As you've no doubt realized (if you've been following along with this blog), one of the things that has given Doctor Who such longevity is its versatility, its ability to be just about any sort of story you want it to be.  That's why the show can be a surreal children's nightmare, then a comedy Western, and then a contemporary thriller -- and that's just three consecutive stories from season 3.

Part of the way Doctor Who is so versatile is by taking other genres of stories and then inserting the Doctor, to see what happens.  Invariably, the presence of the Doctor serves to distort the story, to send it off in a new direction by virtue of his being there.  Take a story like Pyramids of Mars, which should be a story about an ancient Egyptian god returning to unleash his vengeance upon the planet -- except the Doctor turns up and starts asking questions about Sutekh's origins and intentions.  Or Vengeance on Varos, which is a nasty violent dystopian tale of the sort popular in the early/mid '80s -- but then the Doctor arrives, gets most everyone except the villains on his side, and turns the whole thing into a critique of the genre.  The point is that the presence of the Doctor distorts stories -- he gets people on his side via his personality and confidence and sends stories off in a new direction as a result.

Why bring this up?  Because "Midnight" is the one story where this doesn't happen.

You can see it almost start to happen; it starts out as a tense "possession" thriller, but because the Doctor is there things can go in a different direction.  He has experience with this sort of thing, after all.  He almost calms everyone down, but then the hostess advocates throwing the possessed Sky out of the broken-down shuttle and things start to spiral out of control.  Instead of the Doctor being listened to as the voice of reason, the others turn on him in their hysteria, demanding an accounting of him that he's unable to satisfactorily give.  Instead of distorting the story, he's subsumed by it, unable to affect the changes he normally would; he's now a victim like everyone else.

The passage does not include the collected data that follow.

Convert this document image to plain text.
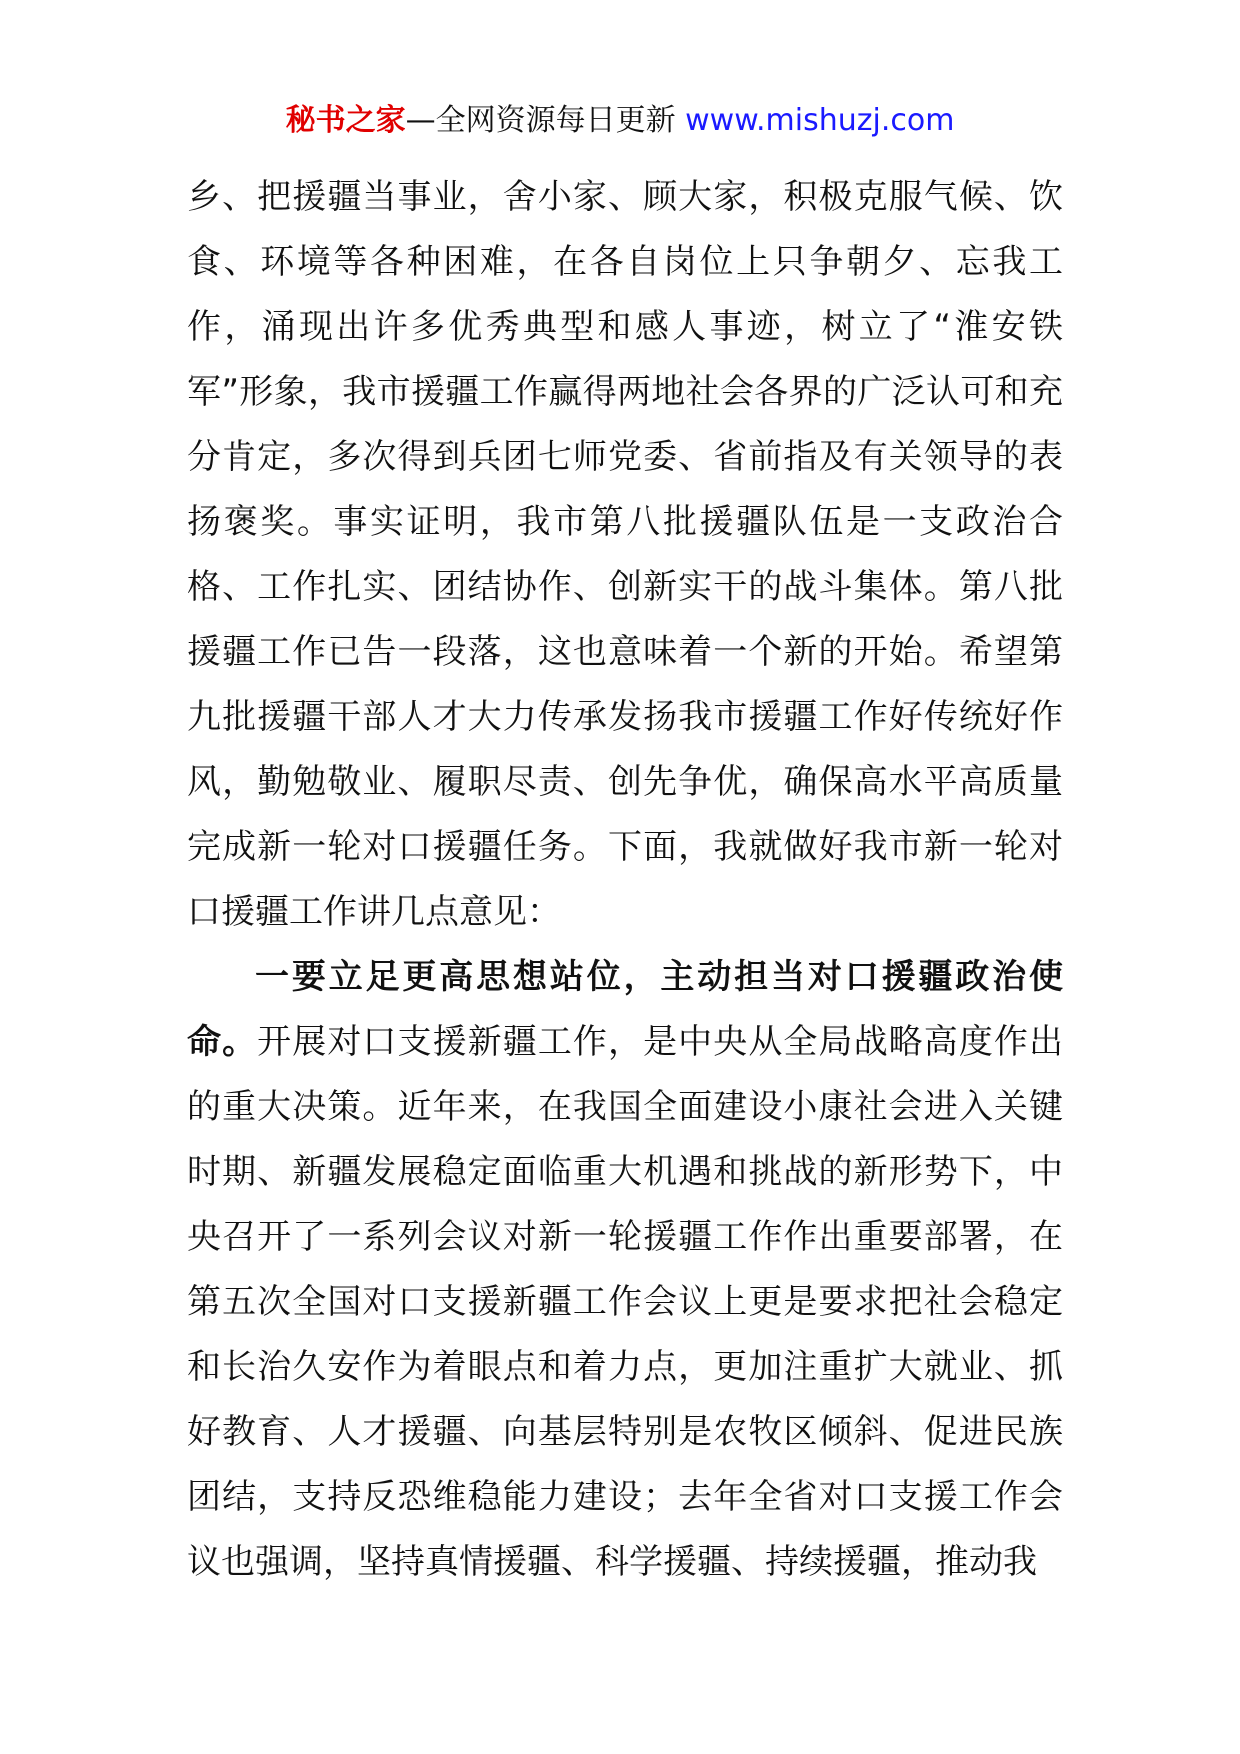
秘书之家—全网资源每日更新 www.mishuzj.com

乡、把援疆当事业，舍小家、顾大家，积极克服气候、饮食、环境等各种困难，在各自岗位上只争朝夕、忘我工作，涌现出许多优秀典型和感人事迹，树立了“淮安铁军”形象，我市援疆工作赢得两地社会各界的广泛认可和充分肯定，多次得到兵团七师党委、省前指及有关领导的表扬褒奖。事实证明，我市第八批援疆队伍是一支政治合格、工作扎实、团结协作、创新实干的战斗集体。第八批援疆工作已告一段落，这也意味着一个新的开始。希望第九批援疆干部人才大力传承发扬我市援疆工作好传统好作风，勤勉敬业、履职尽责、创先争优，确保高水平高质量完成新一轮对口援疆任务。下面，我就做好我市新一轮对口援疆工作讲几点意见：

一要立足更高思想站位，主动担当对口援疆政治使命。开展对口支援新疆工作，是中央从全局战略高度作出的重大决策。近年来，在我国全面建设小康社会进入关键时期、新疆发展稳定面临重大机遇和挑战的新形势下，中央召开了一系列会议对新一轮援疆工作作出重要部署，在第五次全国对口支援新疆工作会议上更是要求把社会稳定和长治久安作为着眼点和着力点，更加注重扩大就业、抓好教育、人才援疆、向基层特别是农牧区倾斜、促进民族团结，支持反恐维稳能力建设；去年全省对口支援工作会议也强调，坚持真情援疆、科学援疆、持续援疆，推动我
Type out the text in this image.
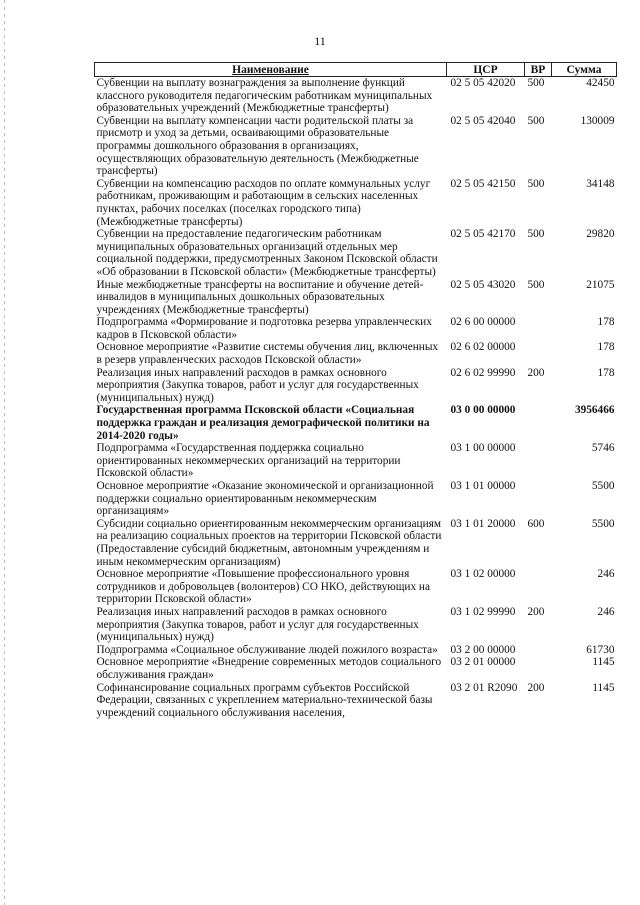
11
Наименование	ЦСР	ВР	Сумма
Субвенции на выплату вознаграждения за выполнение функций классного руководителя педагогическим работникам муниципальных образовательных учреждений (Межбюджетные трансферты)	02 5 05 42020	500	42450
Субвенции на выплату компенсации части родительской платы за присмотр и уход за детьми, осваивающими образовательные программы дошкольного образования в организациях, осуществляющих образовательную деятельность (Межбюджетные трансферты)	02 5 05 42040	500	130009
Субвенции на компенсацию расходов по оплате коммунальных услуг работникам, проживающим и работающим в сельских населенных пунктах, рабочих поселках (поселках городского типа) (Межбюджетные трансферты)	02 5 05 42150	500	34148
Субвенции на предоставление педагогическим работникам муниципальных образовательных организаций отдельных мер социальной поддержки, предусмотренных Законом Псковской области «Об образовании в Псковской области» (Межбюджетные трансферты)	02 5 05 42170	500	29820
Иные межбюджетные трансферты на воспитание и обучение детей-инвалидов в муниципальных дошкольных образовательных учреждениях (Межбюджетные трансферты)	02 5 05 43020	500	21075
Подпрограмма «Формирование и подготовка резерва управленческих кадров в Псковской области»	02 6 00 00000		178
Основное мероприятие «Развитие системы обучения лиц, включенных в резерв управленческих расходов Псковской области»	02 6 02 00000		178
Реализация иных направлений расходов в рамках основного мероприятия (Закупка товаров, работ и услуг для государственных (муниципальных) нужд)	02 6 02 99990	200	178
Государственная программа Псковской области «Социальная поддержка граждан и реализация демографической политики на 2014-2020 годы»	03 0 00 00000		3956466
Подпрограмма «Государственная поддержка социально ориентированных некоммерческих организаций на территории Псковской области»	03 1 00 00000		5746
Основное мероприятие «Оказание экономической и организационной поддержки социально ориентированным некоммерческим организациям»	03 1 01 00000		5500
Субсидии социально ориентированным некоммерческим организациям на реализацию социальных проектов на территории Псковской области (Предоставление субсидий бюджетным, автономным учреждениям и иным некоммерческим организациям)	03 1 01 20000	600	5500
Основное мероприятие «Повышение профессионального уровня сотрудников и добровольцев (волонтеров) СО НКО, действующих на территории Псковской области»	03 1 02 00000		246
Реализация иных направлений расходов в рамках основного мероприятия (Закупка товаров, работ и услуг для государственных (муниципальных) нужд)	03 1 02 99990	200	246
Подпрограмма «Социальное обслуживание людей пожилого возраста»	03 2 00 00000		61730
Основное мероприятие «Внедрение современных методов социального обслуживания граждан»	03 2 01 00000		1145
Софинансирование социальных программ субъектов Российской Федерации, связанных с укреплением материально-технической базы учреждений социального обслуживания населения,	03 2 01 R2090	200	1145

The others watch as the Doctor examines the possessed Sky.
("Midnight") ©BBC
This would be a terrifying move even if "Midnight" weren't so well directed, but director Alice Troughton (no relation) does an outstanding job of laying the tension on thick, with odd angles and cuts and lighting choices all combining to create a genuinely scary experience.  We also get a superb cast, including David Troughton (Patrick Troughton's son, last seen on the show in The Curse of Peladon) as Professor Hobbes, Colin Morgan (soon to be the main character on Merlin) as Jethro, and Lesley Sharp (from a number of earlier RTD productions) as Sky.  This is a very strong cast, but it might be Lesley Sharp who stands out the most as the possessed Sky.  Russell T Davies takes the simple childhood annoyance of repeating what someone says and turns it into something scary, and Lesley Sharp absolutely delivers in her performance -- even David Tennant can't quite match it when it's his turn to play possessed, and he's hardly a slouch in this.

The end result is an episode that gets tenser and more claustrophobic until it approaches breaking point, and the Doctor is powerless to do anything about it.  No one on the shuttle is a bad person -- the scenes at the beginnings show that these are all "normal" people -- but when they're thrust into this situation their worst nature comes out and they're unable to rise above it.  Once again we see that humanity's worst enemy is itself, and it's only the actions of the hostess (who no one knew the name of) that stops the others from murdering an innocent man and inadvertently letting this strange creature go free.  "Midnight" is a powerful, extremely well-crafted story -- even if the points it raises makes it one of the most depressing stories the series has ever done -- and one of the best stories the show has ever done.